Das Gesetz nennt sich im vorliegenden Entwurf „Rüstungsaltlastenfinanzierungsgesetz“. Der Name ist treffend. Denn er beruft sich als Grundlage auf Artikel 120 Absatz 1 des Grundgesetzes, umfasst im Gegensatz zu diesem aber nicht nur die Kriegsfolgealtlasten des Zweiten Weltkrieges, sondern ist gleichzeitig das Bekenntnis, dass die Länder mit ihrer Aufgabe der Gefahrenabwehr überfordert zu sein scheinen.
Gerade aus Brandenburg war in den vergangenen Monaten mehr und mehr die Vokabel der „nationalen Aufgaben“ zu vernehmen. Hinter diesem Begriff, der nichts anderes als eine finanzielle Mehrforderung verschleiern soll, steckt zum einen der Versuch, ureigene Länderaufgaben durch das neue Etikett besonders wichtig erscheinen zu lassen und den Bund als Zahlmeister zu gewinnen. So wird die Bildungspolitik von Vertretern der Landesregierung ebenso als nationale Aufgabe klassifiziert wie die innere Sicherheit, die Unterbringung von Asylbewerbern, der Ausbau der Kinderbetreuung oder eben auch die Kampfmittelbeseitigung.
Was die Ländervertreter bei dieser schiefen Argumentation verkennen, ist die Tatsache, dass sich die Länder selber in ihrer Existenz infrage stellen, wenn sie sich nur noch als bessere Regierungspräsidien für nationale Aufgaben des Bundes verstehen. Mein Verständnis ist das zumindest nicht.
Herr Kollege Feiler, darf ich Sie fragen, ob Sie eine Zwischenfrage des Kollegen Müller gestatten?
Ja.
Vielen Dank, Herr Kollege Feiler, dass Sie die Zwischenfrage zulassen. Ich frage Sie: Wissen Sie oder nehmen Sie zur Kenntnis, dass zu Zeiten der Großen Koalition im Land Brandenburg von 1999 bis 2009, als in Brandenburg die Linke noch nicht regiert hat, sondern in der Opposition war, die Union mit dem zitierten Minister und stellvertretenden Ministerpräsidenten Jörg Schönbohm zweimal in der Landesregierung eine Bundesratsinitiative mitgetragen hat, nämlich 2001 und 2003?
(Beifall bei der LINKEN)
Sie liegt heute nahezu wortgleich als Entwurf eines Rüstungsaltlastenfinanzierungsgesetzes im Parlament vor.
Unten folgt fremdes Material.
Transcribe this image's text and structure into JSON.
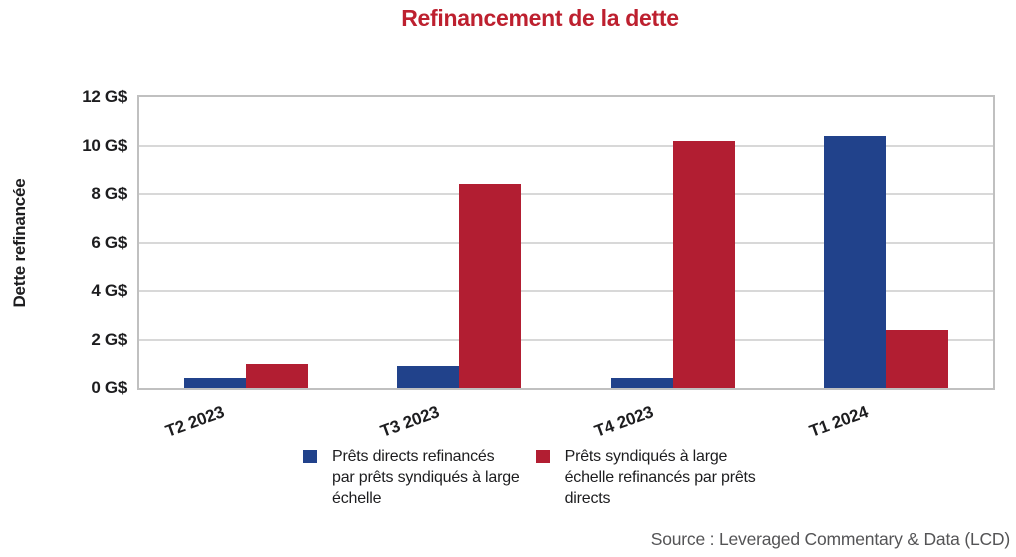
{
  "title": "Refinancement de la dette",
  "source": "Source : Leveraged Commentary & Data (LCD)",
  "chart_data": {
    "type": "bar",
    "title": "Refinancement de la dette",
    "categories": [
      "T2 2023",
      "T3 2023",
      "T4 2023",
      "T1 2024"
    ],
    "series": [
      {
        "name": "Prêts directs refinancés par prêts syndiqués à large échelle",
        "color": "#21428b",
        "values": [
          0.4,
          0.9,
          0.4,
          10.4
        ]
      },
      {
        "name": "Prêts syndiqués à large échelle refinancés par prêts directs",
        "color": "#b21e32",
        "values": [
          1.0,
          8.4,
          10.2,
          2.4
        ]
      }
    ],
    "xlabel": "",
    "ylabel": "Dette refinancée",
    "ylim": [
      0,
      12
    ],
    "ytick_step": 2,
    "ytick_labels": [
      "12 G$",
      "10 G$",
      "8 G$",
      "6 G$",
      "4 G$",
      "2 G$",
      "0 G$"
    ],
    "unit": "G$",
    "grid": true,
    "legend_position": "bottom"
  },
  "legend": {
    "items": [
      {
        "swatch_color": "#21428b",
        "lines": [
          "Prêts directs refinancés",
          "par prêts syndiqués à large",
          "échelle"
        ]
      },
      {
        "swatch_color": "#b21e32",
        "lines": [
          "Prêts syndiqués à large",
          "échelle refinancés par prêts",
          "directs"
        ]
      }
    ]
  },
  "colors": {
    "title_text": "#bd202f",
    "blue_series": "#21428b",
    "red_series": "#b21e32",
    "grid_line": "#d8d8d8",
    "plot_border": "#c0c0c0",
    "axis_text": "#1d1d1f",
    "source_text": "#545456"
  }
}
Nehmen Sie zur Kenntnis, dass es diese Initiative schon gab und dass das nicht unsere Erfindung war, sondern dass wir versuchen, berechtigte Interessen der Länder, die Sie als CDU in nahezu allen Landesregierungen mitvertreten haben, im Bundesrat durchzusetzen? Warum haben Sie ein so großes Problem, sich darauf einzulassen und mit dem Bundesrat in die Debatte zu treten? Warum sind Sie nicht selbst initiativ geworden? Warum haben Sie den Gesetzentwurf nicht selbst eingebracht, und warum haben Sie nicht die Möglichkeiten genutzt, auch ohne dass wir die Initiative ins Plenum einbringen mussten, mit den Ländern eine Vereinbarung zu treffen, die berechtigten Interessen, die Ihre CDU-Landesverbände auch in Brandenburg schon seit Jahren so sehen, zur Geltung bringen zu lassen?
Vielen Dank.
(Beifall bei der LINKEN)
Ich gebe Ihnen recht – ich habe es vorhin schon erwähnt –: Es wurden mehrere Anträge unabhängig von der Farbenlehre in diesem Haus eingebracht. Allesamt sind sie negativ beschieden worden oder führten zu keiner Lösung. Ihr Gesetzentwurf ist wortgleich und wird auch zu keiner Lösung führen. Wenn ich gleich mit meiner Rede fortfahre, werde ich einen Lösungsvorschlag unterbreiten.
Zu Ihrem Vorwurf, was die CDU Brandenburg betrifft: Die CDU Brandenburg hat im Jahr 2010 für die Erstellung eines Kampfmittelkatasters und die Aufstockung der Mittel geworben. Das haben die rot-rote Landesregierung bzw. die rot-rote Koalition abgelehnt. Jetzt hat die CDU-Landtagsfraktion ihr Vorhaben wiederholt. Der Antrag ist in einem Ausschuss des Landtages gelandet. Ich hoffe, dass das Kampfmittelkataster und ein Konzept für die Kampfmittelbeseitigung in Brandenburg erstellt werden. Denn Sie sprechen in Ihrem Antrag auch von einem Fünfjahresfinanzplan. Ohne überhaupt ein Konzept zu haben, legen Sie irgendwelche Zahlen dar, die gar nicht nachweisbar sind. Schon deswegen ist Ihr Antrag abzulehnen. – Das war meine Antwort auf Ihre Zwischenfrage.
(Beifall bei der CDU/CSU)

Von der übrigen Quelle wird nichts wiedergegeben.